L'histoire :
Quelque part, dans un lieu indéterminé, un type sapé avec un goût douteux parle tout seul. Il tient une cigarette dans sa main droite, cerclée d’un poing américain sanguinolent et répète que la clope, c’est comme la violence : ça le rend sale. On le comprend d’autant mieux qu’il s’adresse en réalité à quelqu’un d’autre, gisant à quatre pattes et venant d’être arrosé d’essence, sur qui il jette négligemment sa blonde incandescente…Ailleurs, en ville, dans une épicerie de quartier, un citoyen façon Monsieur Tout le Monde subit les quolibets du commerçant quand il glisse discrètement au milieu de ses achats quelques revues porno.
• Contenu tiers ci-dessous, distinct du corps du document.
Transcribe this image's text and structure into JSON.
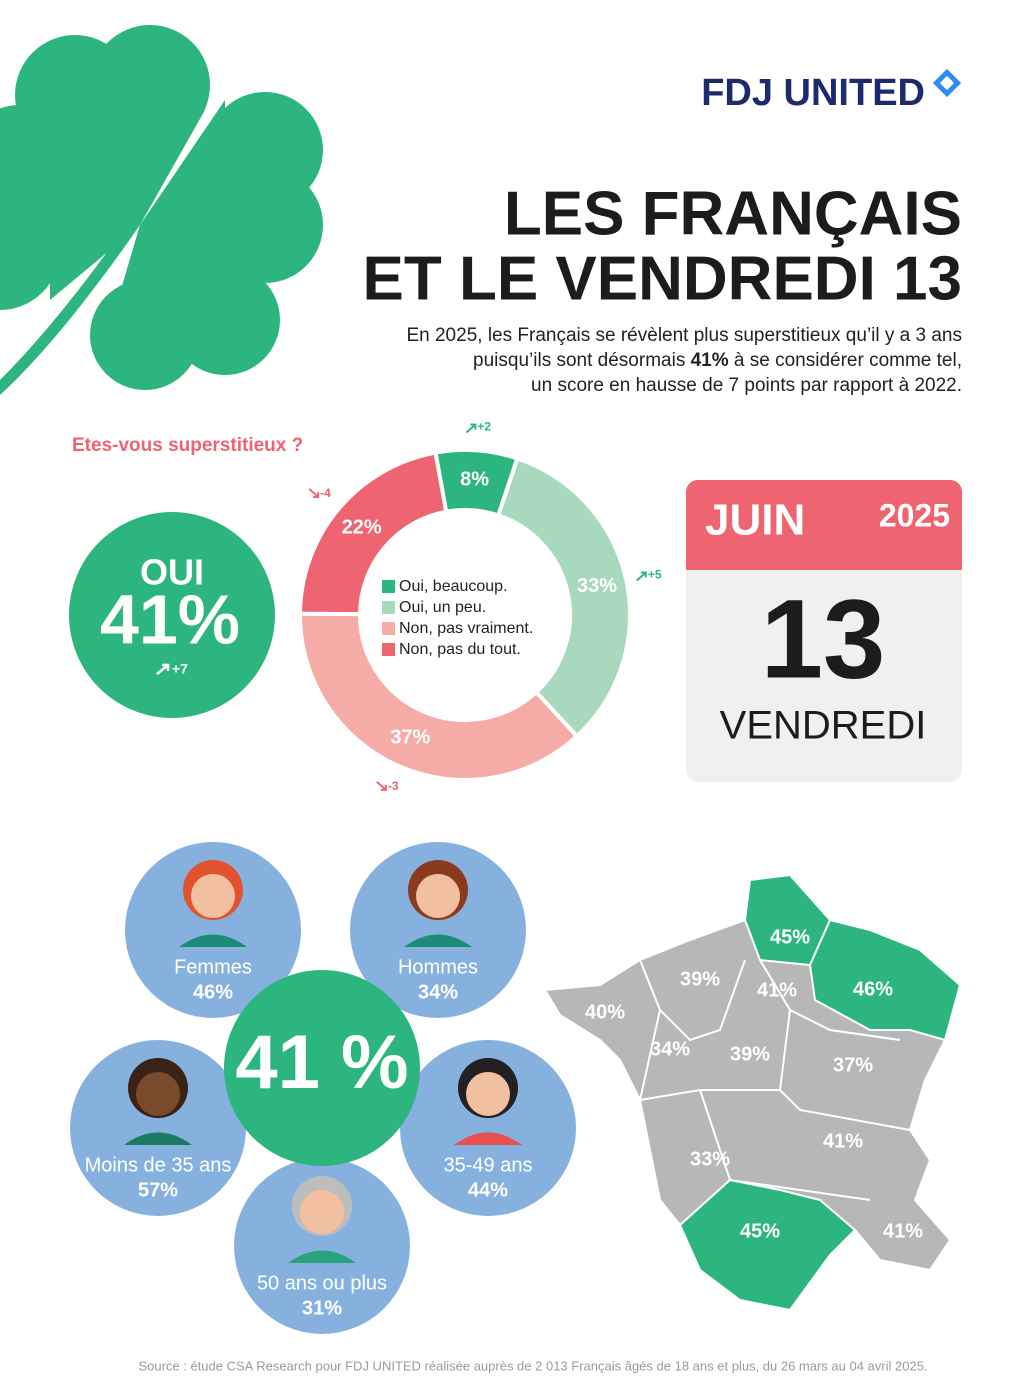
{
  "brand": "FDJ UNITED",
  "title": {
    "line1": "LES FRANÇAIS",
    "line2": "ET LE VENDREDI 13"
  },
  "intro": {
    "line1": "En 2025, les Français se révèlent plus superstitieux qu’il y a 3 ans",
    "line2_before": "puisqu’ils sont désormais ",
    "line2_bold": "41%",
    "line2_after": " à se considérer comme tel,",
    "line3": "un score en hausse de 7 points par rapport à 2022."
  },
  "chart_data": {
    "type": "donut",
    "title": "Etes-vous superstitieux ?",
    "categories": [
      "Oui, beaucoup.",
      "Oui, un peu.",
      "Non, pas vraiment.",
      "Non, pas du tout."
    ],
    "values": [
      8,
      33,
      37,
      22
    ],
    "value_labels": [
      "8%",
      "33%",
      "37%",
      "22%"
    ],
    "change_labels": [
      "+2",
      "+5",
      "-3",
      "-4"
    ],
    "colors": [
      "#2db57f",
      "#a8d9bd",
      "#f6aca6",
      "#ee6470"
    ]
  },
  "yes_badge": {
    "label": "OUI",
    "value": "41%",
    "change": "+7"
  },
  "calendar": {
    "month": "JUIN",
    "year": "2025",
    "day": "13",
    "weekday": "VENDREDI"
  },
  "demographics": {
    "center": "41 %",
    "groups": [
      {
        "label": "Femmes",
        "value": "46%"
      },
      {
        "label": "Hommes",
        "value": "34%"
      },
      {
        "label": "Moins de 35 ans",
        "value": "57%"
      },
      {
        "label": "35-49 ans",
        "value": "44%"
      },
      {
        "label": "50 ans ou plus",
        "value": "31%"
      }
    ]
  },
  "map": {
    "highlight_color": "#2db57f",
    "base_color": "#b7b7b7",
    "regions": [
      {
        "label": "45%",
        "highlighted": true
      },
      {
        "label": "46%",
        "highlighted": true
      },
      {
        "label": "39%",
        "highlighted": false
      },
      {
        "label": "41%",
        "highlighted": false
      },
      {
        "label": "40%",
        "highlighted": false
      },
      {
        "label": "34%",
        "highlighted": false
      },
      {
        "label": "39%",
        "highlighted": false
      },
      {
        "label": "37%",
        "highlighted": false
      },
      {
        "label": "41%",
        "highlighted": false
      },
      {
        "label": "33%",
        "highlighted": false
      },
      {
        "label": "45%",
        "highlighted": true
      },
      {
        "label": "41%",
        "highlighted": false
      }
    ]
  },
  "source": "Source : étude CSA Research pour FDJ UNITED réalisée auprès de 2 013 Français âgés de 18 ans et plus, du 26 mars au 04 avril 2025."
}
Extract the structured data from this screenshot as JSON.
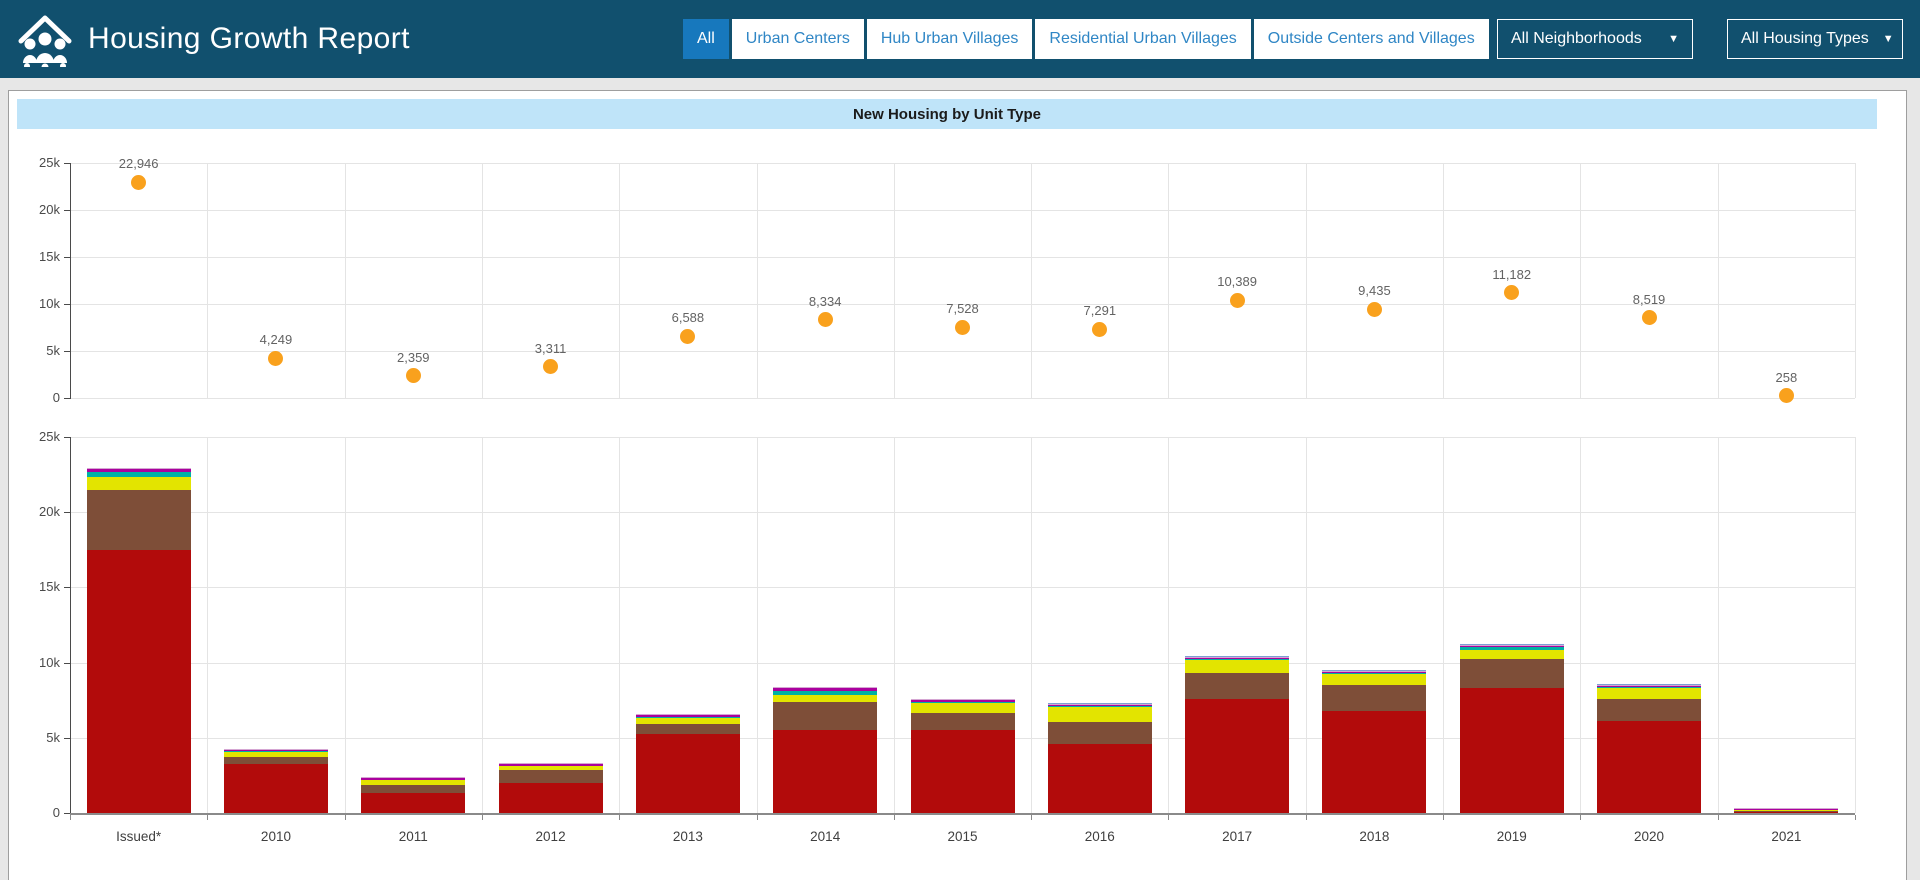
{
  "header": {
    "title": "Housing Growth Report",
    "bg_color": "#11506e",
    "active_filter_color": "#1778bd",
    "filter_text_color": "#2f86c5",
    "filters": [
      {
        "label": "All",
        "active": true
      },
      {
        "label": "Urban Centers",
        "active": false
      },
      {
        "label": "Hub Urban Villages",
        "active": false
      },
      {
        "label": "Residential Urban Villages",
        "active": false
      },
      {
        "label": "Outside Centers and Villages",
        "active": false
      }
    ],
    "neighborhoods_dropdown": {
      "value": "All Neighborhoods",
      "icon": "chevron-down"
    },
    "housing_types_dropdown": {
      "value": "All Housing Types",
      "icon": "chevron-down"
    }
  },
  "chart": {
    "banner_title": "New Housing by Unit Type",
    "banner_bg": "#bfe4f9"
  },
  "chart_data": {
    "type": "combo",
    "title": "New Housing by Unit Type",
    "categories": [
      "Issued*",
      "2010",
      "2011",
      "2012",
      "2013",
      "2014",
      "2015",
      "2016",
      "2017",
      "2018",
      "2019",
      "2020",
      "2021"
    ],
    "ylim": [
      0,
      25000
    ],
    "ytick_values": [
      0,
      5000,
      10000,
      15000,
      20000,
      25000
    ],
    "ytick_labels": [
      "0",
      "5k",
      "10k",
      "15k",
      "20k",
      "25k"
    ],
    "grid": true,
    "legend": "none",
    "dot_plot": {
      "type": "scatter",
      "color": "#f9a11d",
      "values": [
        22946,
        4249,
        2359,
        3311,
        6588,
        8334,
        7528,
        7291,
        10389,
        9435,
        11182,
        8519,
        258
      ],
      "labels": [
        "22,946",
        "4,249",
        "2,359",
        "3,311",
        "6,588",
        "8,334",
        "7,528",
        "7,291",
        "10,389",
        "9,435",
        "11,182",
        "8,519",
        "258"
      ]
    },
    "stacked_bars": {
      "type": "bar",
      "series": [
        {
          "name": "dark-red",
          "color": "#b20b0b",
          "values": [
            17500,
            3250,
            1320,
            1990,
            5270,
            5500,
            5500,
            4600,
            7600,
            6800,
            8330,
            6130,
            60
          ]
        },
        {
          "name": "brown",
          "color": "#7e4e38",
          "values": [
            3950,
            460,
            530,
            860,
            630,
            1900,
            1170,
            1470,
            1730,
            1730,
            1940,
            1470,
            100
          ]
        },
        {
          "name": "yellow",
          "color": "#e3e400",
          "values": [
            900,
            340,
            340,
            260,
            430,
            470,
            660,
            1000,
            870,
            740,
            600,
            730,
            60
          ]
        },
        {
          "name": "teal",
          "color": "#00b1a5",
          "values": [
            300,
            40,
            30,
            40,
            60,
            230,
            40,
            40,
            40,
            40,
            200,
            40,
            0
          ]
        },
        {
          "name": "magenta",
          "color": "#ab019e",
          "values": [
            200,
            120,
            110,
            130,
            150,
            180,
            120,
            100,
            80,
            80,
            60,
            100,
            20
          ]
        },
        {
          "name": "plum",
          "color": "#d5a6d3",
          "values": [
            96,
            39,
            29,
            31,
            48,
            54,
            38,
            41,
            29,
            25,
            32,
            29,
            18
          ]
        },
        {
          "name": "periwinkle",
          "color": "#7b9fd4",
          "values": [
            0,
            0,
            0,
            0,
            0,
            0,
            0,
            40,
            40,
            20,
            20,
            20,
            0
          ]
        }
      ]
    }
  }
}
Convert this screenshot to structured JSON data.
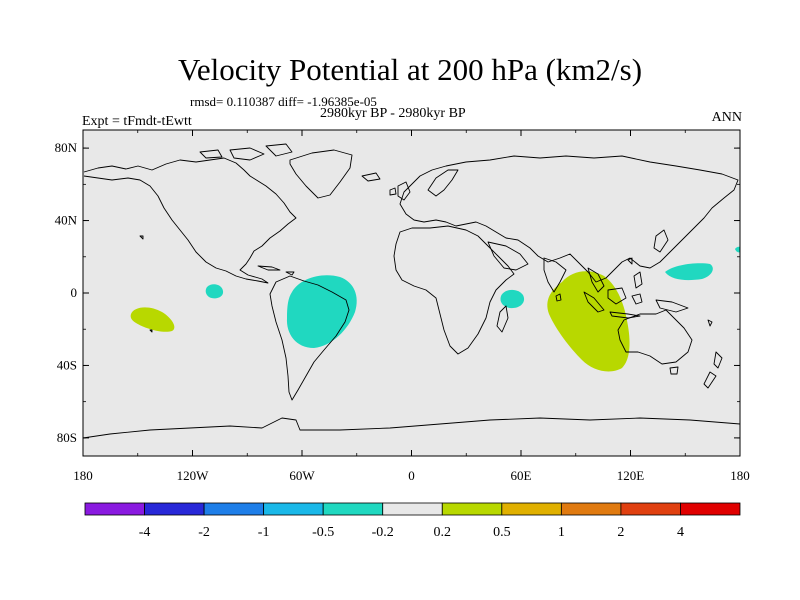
{
  "title": "Velocity Potential at 200 hPa (km2/s)",
  "stats": "rmsd= 0.110387 diff= -1.96385e-05",
  "period": "2980kyr BP - 2980kyr BP",
  "experiment": "Expt = tFmdt-tEwtt",
  "season": "ANN",
  "map": {
    "lat_ticks": [
      {
        "value": 80,
        "label": "80N"
      },
      {
        "value": 40,
        "label": "40N"
      },
      {
        "value": 0,
        "label": "0"
      },
      {
        "value": -40,
        "label": "40S"
      },
      {
        "value": -80,
        "label": "80S"
      }
    ],
    "lon_ticks": [
      {
        "value": -180,
        "label": "180"
      },
      {
        "value": -120,
        "label": "120W"
      },
      {
        "value": -60,
        "label": "60W"
      },
      {
        "value": 0,
        "label": "0"
      },
      {
        "value": 60,
        "label": "60E"
      },
      {
        "value": 120,
        "label": "120E"
      },
      {
        "value": 180,
        "label": "180"
      }
    ],
    "background_color": "#e8e8e8",
    "anomalies": [
      {
        "name": "south-america-negative",
        "level": "-0.5 to -0.2",
        "color": "#20d8c0",
        "center_lon": -53,
        "center_lat": -5
      },
      {
        "name": "east-pacific-negative",
        "level": "-0.5 to -0.2",
        "color": "#20d8c0",
        "center_lon": -106,
        "center_lat": 2
      },
      {
        "name": "east-africa-negative",
        "level": "-0.5 to -0.2",
        "color": "#20d8c0",
        "center_lon": 57,
        "center_lat": -3
      },
      {
        "name": "west-pacific-negative",
        "level": "-0.5 to -0.2",
        "color": "#20d8c0",
        "center_lon": 152,
        "center_lat": 13
      },
      {
        "name": "dateline-negative",
        "level": "-0.5 to -0.2",
        "color": "#20d8c0",
        "center_lon": 179,
        "center_lat": 23
      },
      {
        "name": "south-pacific-positive",
        "level": "0.2 to 0.5",
        "color": "#b8d800",
        "center_lon": -143,
        "center_lat": -12
      },
      {
        "name": "indian-ocean-positive",
        "level": "0.2 to 0.5",
        "color": "#b8d800",
        "center_lon": 100,
        "center_lat": -12
      }
    ]
  },
  "colorbar": {
    "colors": [
      "#8a1ae0",
      "#2828d8",
      "#1e7ee8",
      "#1ab8e8",
      "#20d8c0",
      "#e8e8e8",
      "#b8d800",
      "#e0b000",
      "#e07a10",
      "#e04010",
      "#e00000"
    ],
    "labels": [
      "-4",
      "-2",
      "-1",
      "-0.5",
      "-0.2",
      "0.2",
      "0.5",
      "1",
      "2",
      "4"
    ]
  }
}
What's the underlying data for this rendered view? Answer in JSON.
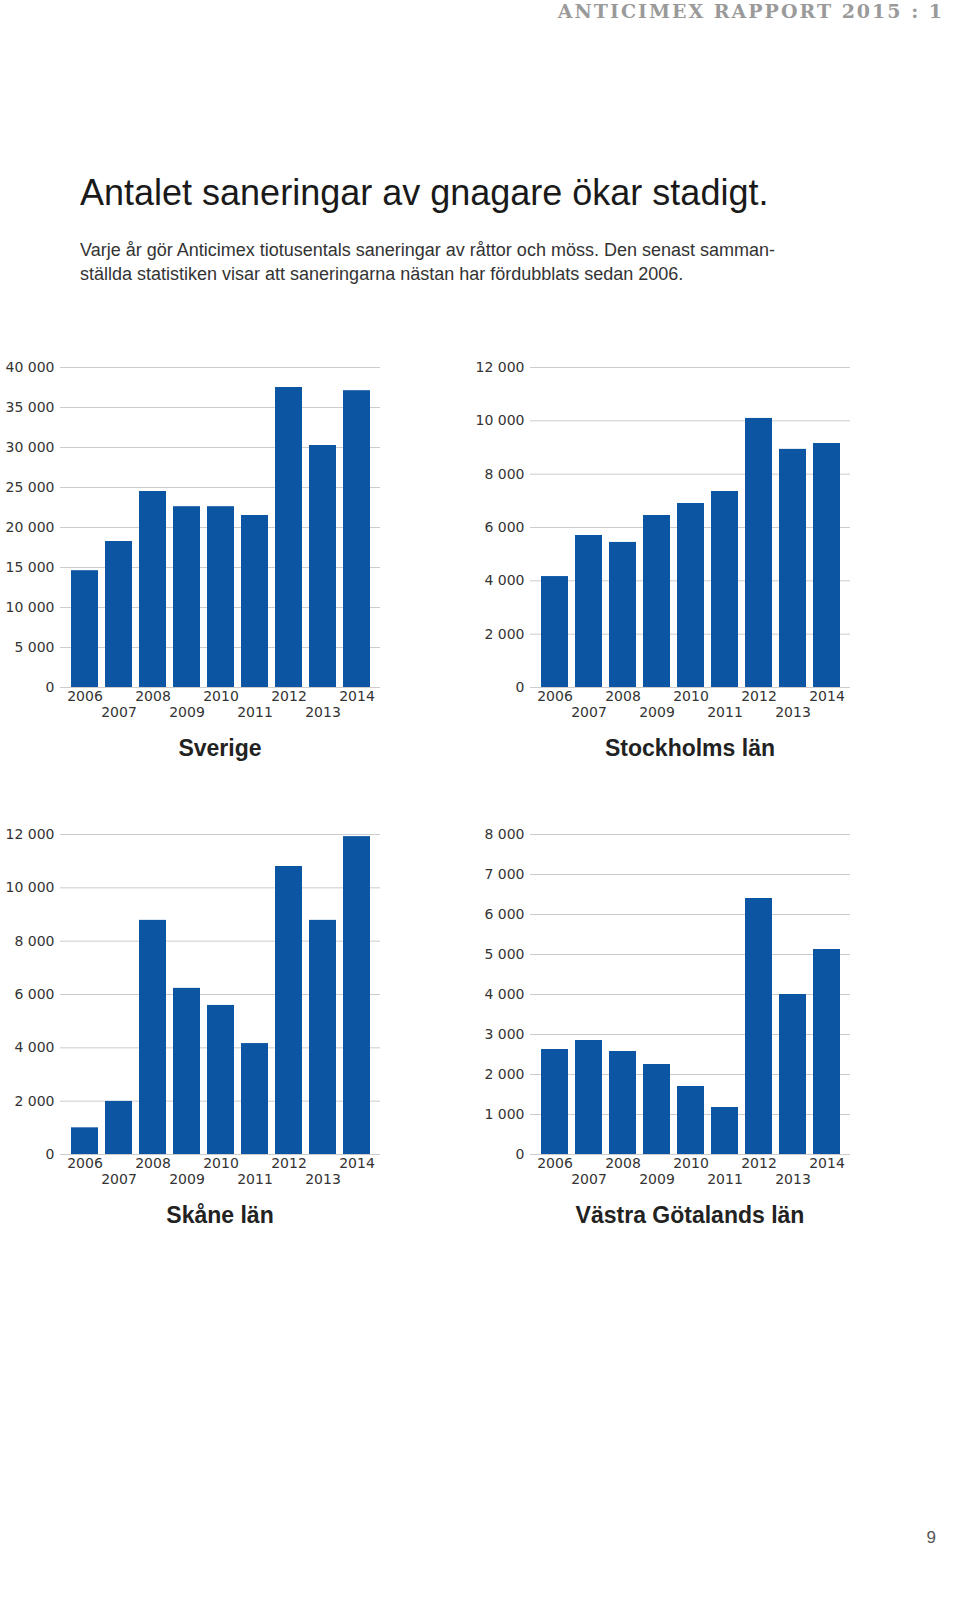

Peu après, dans le bus, une femme de toute beauté lui adresse un message mystérieux : « Slade, déconne pas avec la pourriture». Encore stupéfait par cette apparition, il rentre chez lui et s’adonne à des plaisirs onanistes. Le lendemain, il croise à nouveau la même beauté froide, qui lui dit cette fois-ci « Ils te veulent, Slade ». L’homme n’est pas au bout de ses surprises car il s’aperçoit qu’une autre femme, au physique bizarre mais troublant, l’attend chez lui. Il cède à ses avances et voit son corps changer. Elle lui sourit et lui glisse à l’oreille « Greg Feely est une simple para-personnalité, Agent Slade. C’est lui qui coule de ton nez »…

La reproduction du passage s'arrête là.